I need to parse XML files that have a number of invalid characters in them. Here is the VB6/VBA code I use to parse a file and replace the invalid characters:
Dim xmldoc As MSXML2.DOMDocument
Dim xmlNode As MSXML2.IXMLDOMNode
Dim xmlNodeList As MSXML2.IXMLDOMNodeList
dim XML as string
dim fno as integer
' get the XML file
fno = FreeFile
Open "input.xml" For Input As #fno
XML = Input(LOF(fno), fno)
Close #fno
TOP_OF_CODE:
Set xmldoc = New MSXML2.DOMDocument60
xmldoc.LoadXML XML
Set xmlNodeList = xmldoc.getElementsByTagName("*")

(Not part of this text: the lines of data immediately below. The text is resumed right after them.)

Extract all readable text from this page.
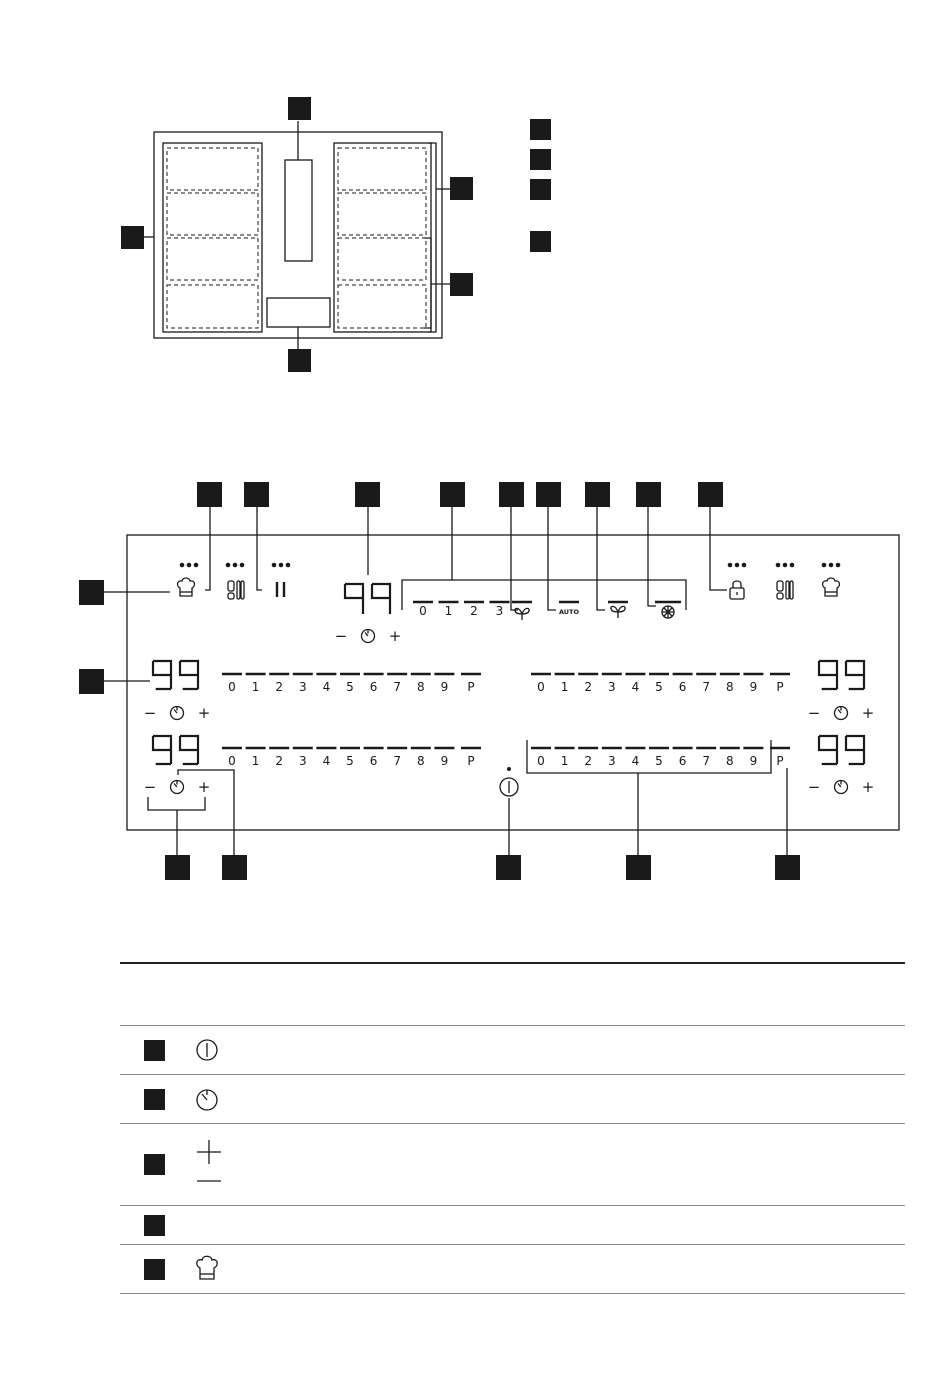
−	+
0 1 2 3	AUTO
0 1 2 3 4 5 6 7 8 9 P	0 1 2 3 4 5 6 7 8 9 P
0 1 2 3 4 5 6 7 8 9 P	0 1 2 3 4 5 6 7 8 9 P
−	+	−	+
−	+	−	+
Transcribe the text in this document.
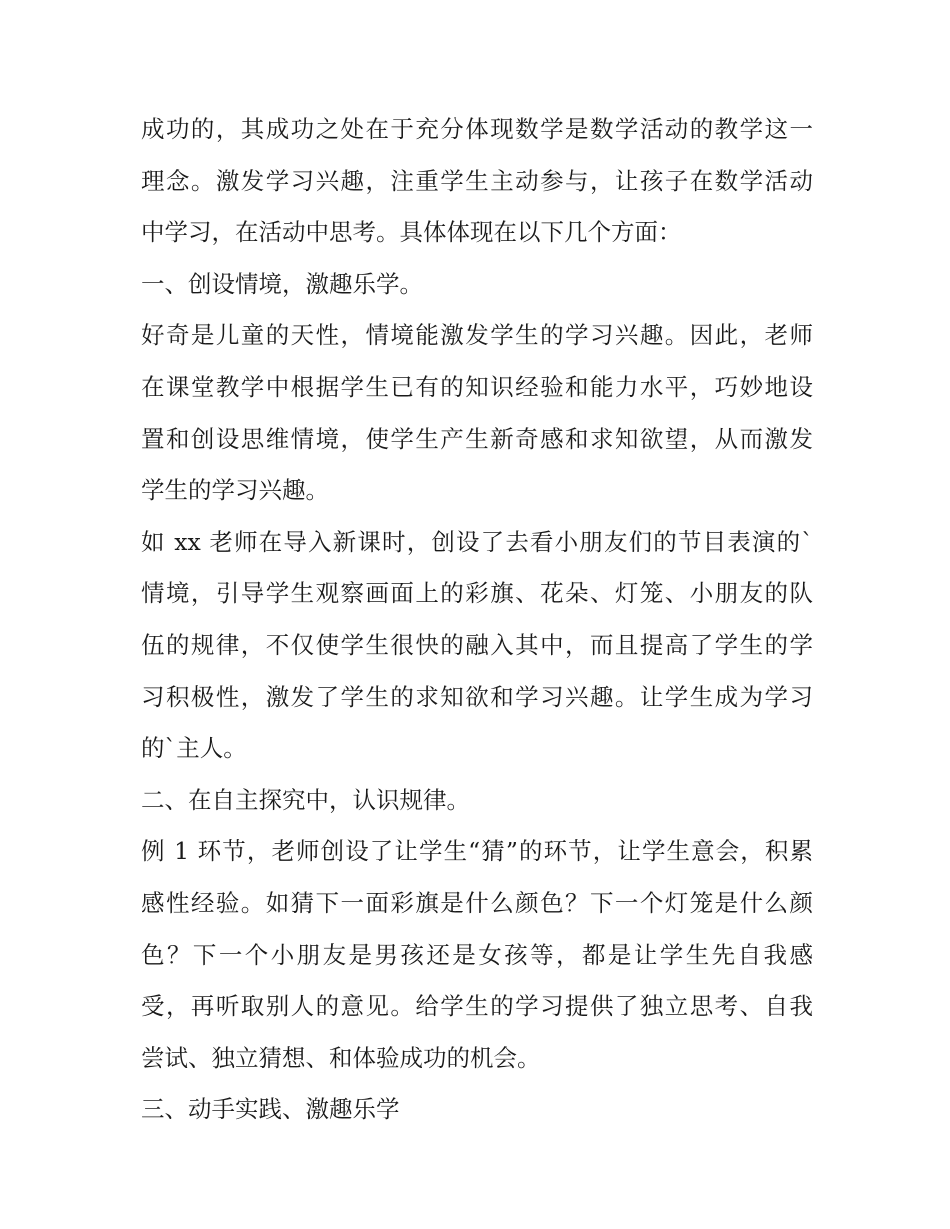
成功的，其成功之处在于充分体现数学是数学活动的教学这一
理念。激发学习兴趣，注重学生主动参与，让孩子在数学活动
中学习，在活动中思考。具体体现在以下几个方面：
一、创设情境，激趣乐学。
好奇是儿童的天性，情境能激发学生的学习兴趣。因此，老师
在课堂教学中根据学生已有的知识经验和能力水平，巧妙地设
置和创设思维情境，使学生产生新奇感和求知欲望，从而激发
学生的学习兴趣。
如 xx 老师在导入新课时，创设了去看小朋友们的节目表演的`
情境，引导学生观察画面上的彩旗、花朵、灯笼、小朋友的队
伍的规律，不仅使学生很快的融入其中，而且提高了学生的学
习积极性，激发了学生的求知欲和学习兴趣。让学生成为学习
的`主人。
二、在自主探究中，认识规律。
例 1 环节，老师创设了让学生“猜”的环节，让学生意会，积累
感性经验。如猜下一面彩旗是什么颜色？下一个灯笼是什么颜
色？下一个小朋友是男孩还是女孩等，都是让学生先自我感
受，再听取别人的意见。给学生的学习提供了独立思考、自我
尝试、独立猜想、和体验成功的机会。
三、动手实践、激趣乐学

For Each xmlNode In xmlNodeList
(a bunch of code to parse the XML)
Next xmlNode
If xmldoc.parseError.errorCode <> 0 And xmldoc.parseError.reason = "An invalid character was found in text content." & vbCrLf Then
' invalid character was found
ptr = xmldoc.parseError.filepos
XML = Left(XML, ptr - 1) & "x" & Mid(XML, ptr + 1)
set xmldoc = Nothing
GoTo TOP_OF_CODE
end if
Much of the time the code works exactly as intended: each of the invalid characters is removed iteratively and then the parsing takes place. Sometimes, however, things seem to get "stuck": each time it detects an invalid character at the same position even after I've replaced the invalid character with a valid one. I have tried inserting various characters to replace the invalid one, and have also simply deleted that character position. I still get an invalid character error at the same place. Any clues?